So as we can see, the recent history of CPUs shows them growing FLOPs by a staggering ~2x, while GPUs scaled at a mere 4x on an inconsequential order of magnitude difference in base capability.
Are you being sarcastic? The P4 was released in 2000, Nehalem in 2008. So by your metric, it took them 8 years to double it. Meanwhile, in your GPU comparison, it took AMD/ATI only 2 years to quadruple it. @3Ghz, that means they went from 12 GFlop to 96Gflop in 8 years, for an 8x increase. I don't even want to bother comparing the R200 to the Rv770. If you look at bandwidth in 2000 vs 2008 available to CPUs vs GPUs, it's a similar story.

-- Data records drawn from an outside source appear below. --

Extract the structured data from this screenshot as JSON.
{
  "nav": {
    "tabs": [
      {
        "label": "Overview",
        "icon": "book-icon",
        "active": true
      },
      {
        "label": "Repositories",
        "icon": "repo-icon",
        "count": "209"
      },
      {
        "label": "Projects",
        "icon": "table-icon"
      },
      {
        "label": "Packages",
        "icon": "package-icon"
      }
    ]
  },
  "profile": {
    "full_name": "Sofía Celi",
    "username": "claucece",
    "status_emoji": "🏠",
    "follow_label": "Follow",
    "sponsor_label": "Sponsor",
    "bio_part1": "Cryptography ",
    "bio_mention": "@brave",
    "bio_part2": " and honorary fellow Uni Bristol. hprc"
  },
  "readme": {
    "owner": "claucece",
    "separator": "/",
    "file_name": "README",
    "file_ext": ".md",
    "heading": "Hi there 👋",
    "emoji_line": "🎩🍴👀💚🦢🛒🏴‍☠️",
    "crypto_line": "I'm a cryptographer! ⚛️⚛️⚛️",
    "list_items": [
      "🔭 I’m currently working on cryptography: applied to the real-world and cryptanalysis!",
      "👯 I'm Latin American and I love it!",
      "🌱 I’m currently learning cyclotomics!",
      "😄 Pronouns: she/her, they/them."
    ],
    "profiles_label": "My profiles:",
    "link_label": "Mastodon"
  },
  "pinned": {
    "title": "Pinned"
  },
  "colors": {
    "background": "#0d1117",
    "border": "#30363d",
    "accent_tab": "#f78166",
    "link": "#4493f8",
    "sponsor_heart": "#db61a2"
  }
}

The fact that CPUs must operate with commodity DIMMs is not really relevant, it's purely a manufacturing decision by the PC industry that hamstrings performance at the cost of flexibility. The vast majority of consumers don't really care how the RAM is wired up. Lots of people buy iPhones and Macs with non-removable batteries, or hard to change RAM, people buy consumer electronics goods, and consoles with hardwired manufacturing techniques. Laptops seem to be extremely popular these days and people often just buy a whole new machine rather than try and upgrade it. There is an assumption that what people love about PCs is how interchangeable the parts are, but I think that assumption really only applies to a niche market, and that the broad market for computers could be very vertically integrated (like Apple has done) without most people giving a shit.
The reality is, an ALU is cheaper than a CPU core, and if your problem is embarrassingly parallel, then packing in the ALUs is better than throwing in more general purpose cores. For most of the workloads modern PCs do (outside games and multimedia), there is very little gain from additional CPU-core level parallelism.
Moreover, with the move cloud based computing and the web browser dominating the CPU time of most PCs out there, the purely single-threaded nature of Javascript and the browser core means a lot of power is simply going to waste. You could put 64 Nehelem cores on a chip, and it wouldn't speed up the subjective latency of most applications that people use on a daily basis, but scaling GPGPUs certainly does lead to a very measurable difference in games.
Thus, I would say, scaling CPU cores these days matters more for server environments, like Google's data-centers, and for the client-side, at this point, no one will notice much of a difference except on the few applications that tax a system, e.g. games, multimedia, content-creation apps.